In fact, the polynomial $P(x,y,z)=(x+y+z-3)^2+4x+2y-4$ works, and in my opinion, it's the most motivated construction here by far. Let $u=x-1,\,v=y-1,\,w=z-1$, so $u,v,w$ are nonnegative integers with $P(u,v,w)=(u+v+w)^2+4u+2v+2$. If $u+v+w=k$ is fixed, $4u+2v+2$ takes on the values $2,4,\dots,4k+2$. Thus $\{P(u,v,w)\mid u+v+w=k\}=\{k^2+2,k^2+4,\dots,(k+2)^2-2\}$, creating a ``double-layered'' pattern.

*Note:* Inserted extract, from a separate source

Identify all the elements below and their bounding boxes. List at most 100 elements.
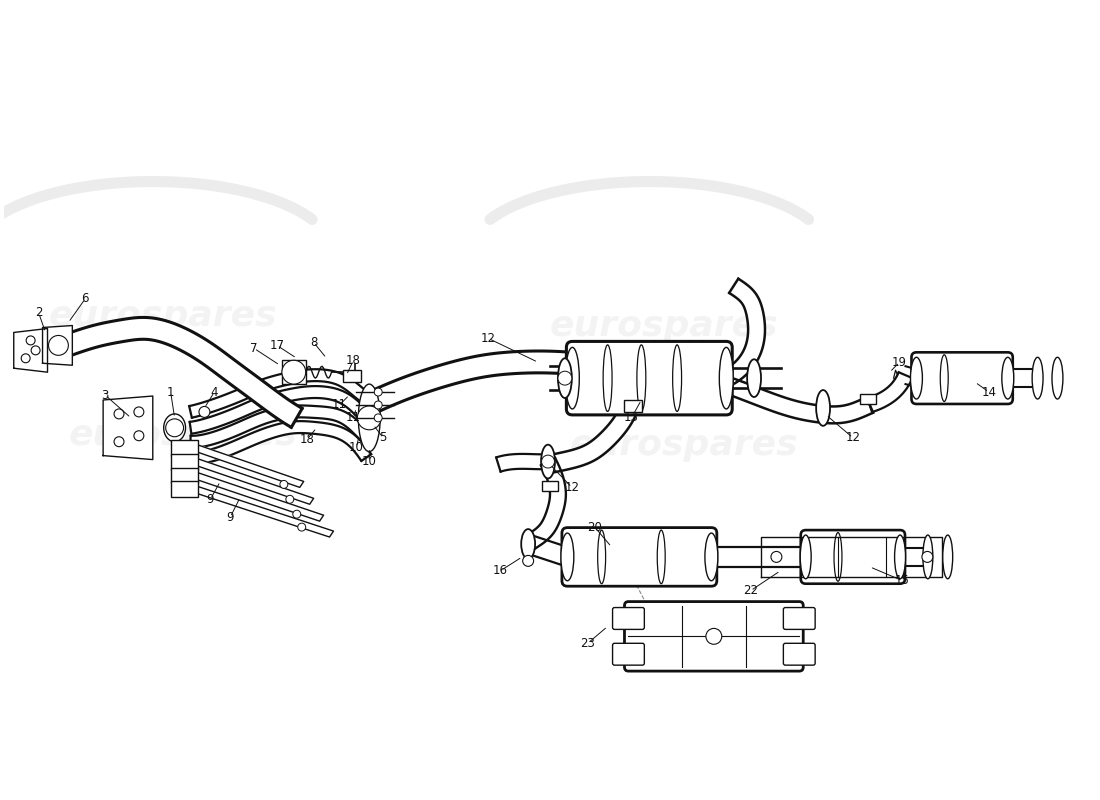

this is the literal definition of an anti-problem Take \[P(x, y, z) = (x+y-1)^2 + 2y-(2-z) - 100! (z-1)(z-2)\left((x+y-1)^2 + 2y\right).\]Then, When $z = 1$, we get numbers of the form $(x+y-1)^2 + 2y-1$, which can be reparametrized as $a^2 + b$ for $b > 0$ odd at most $2a$; When $z=2$, we get numbers of the form $(x+y-1)^2 + 2y$, which can be reparametrized as $a^2+b$ for $b>0$ even at most $2a$; When $z \geq 3$, we get random negative numbers. This polynomial clearly satisfies the given conditions.